Les leaders de la société civile à Nelson Mandela Bay demandent la transparence et un contrôle des parties prenantes dans l'intervention de Section 154 du gouvernement national pour relever les défis de la métropole. Le Département de la gouvernance coopérative et des affaires traditionnelles envoie une équipe de soutien de 10 personnes suite à une demande de la municipalité. Le ministre Velenkosini Hlabisa a assuré l'inclusion de la société civile dans le processus, similaire aux efforts à eThekwini.
À Nelson Mandela Bay, dans le Cap-Oriental, les organisations de la société civile soulignent la nécessité de transparence et d'un contrôle étendu pour garantir le succès de l'intervention de Section 154 menée par le gouvernement national. Cette mesure vise à aborder les problèmes persistants de la métropole en matière de gouvernance, de prestation de services et de développement économique.
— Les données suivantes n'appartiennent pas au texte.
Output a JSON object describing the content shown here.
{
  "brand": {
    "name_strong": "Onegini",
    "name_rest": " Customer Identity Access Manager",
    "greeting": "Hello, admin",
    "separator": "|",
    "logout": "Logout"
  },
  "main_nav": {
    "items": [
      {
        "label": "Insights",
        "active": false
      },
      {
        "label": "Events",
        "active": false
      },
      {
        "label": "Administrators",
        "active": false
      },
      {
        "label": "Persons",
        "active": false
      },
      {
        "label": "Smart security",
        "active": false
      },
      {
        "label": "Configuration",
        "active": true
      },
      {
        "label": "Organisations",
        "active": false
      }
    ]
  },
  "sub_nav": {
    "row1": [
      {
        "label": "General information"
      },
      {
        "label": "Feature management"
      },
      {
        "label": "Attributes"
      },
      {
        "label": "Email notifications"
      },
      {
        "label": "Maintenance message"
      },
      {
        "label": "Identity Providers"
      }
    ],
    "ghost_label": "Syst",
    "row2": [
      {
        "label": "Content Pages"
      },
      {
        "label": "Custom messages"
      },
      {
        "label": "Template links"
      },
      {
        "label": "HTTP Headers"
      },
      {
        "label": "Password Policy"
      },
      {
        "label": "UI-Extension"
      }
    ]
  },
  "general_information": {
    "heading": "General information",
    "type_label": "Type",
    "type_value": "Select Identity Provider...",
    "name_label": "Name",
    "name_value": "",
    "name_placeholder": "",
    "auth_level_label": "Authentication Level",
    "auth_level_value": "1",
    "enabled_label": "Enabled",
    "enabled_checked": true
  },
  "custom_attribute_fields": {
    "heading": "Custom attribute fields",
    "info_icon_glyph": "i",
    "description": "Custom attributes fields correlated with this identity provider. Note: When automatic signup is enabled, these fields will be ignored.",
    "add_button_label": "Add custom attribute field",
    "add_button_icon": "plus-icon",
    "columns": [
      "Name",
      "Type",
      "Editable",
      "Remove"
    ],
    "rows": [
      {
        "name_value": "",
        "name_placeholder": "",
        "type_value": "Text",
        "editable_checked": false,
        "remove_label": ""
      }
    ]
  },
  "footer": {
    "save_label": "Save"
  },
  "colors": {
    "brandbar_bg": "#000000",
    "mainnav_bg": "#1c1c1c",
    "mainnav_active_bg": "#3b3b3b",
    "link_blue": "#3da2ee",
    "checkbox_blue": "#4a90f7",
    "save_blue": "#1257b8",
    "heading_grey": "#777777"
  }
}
L'intervention fait suite à une demande formelle d'assistance adressée par la municipalité de Nelson Mandela Bay au Département de la gouvernance coopérative et des affaires traditionnelles (COGTA).
La maire exécutive Cllr Babalwa Lobishe a exprimé sa gratitude pour l'approbation du soutien par le COGTA, comme indiqué dans un tweet municipal du 4 décembre 2025. Samedi, le ministre du COGTA Velenkosini Hlabisa a facilité une réunion entre les responsables de la métropole et la Coalition de la société civile pour esquisser les stratégies de collaboration.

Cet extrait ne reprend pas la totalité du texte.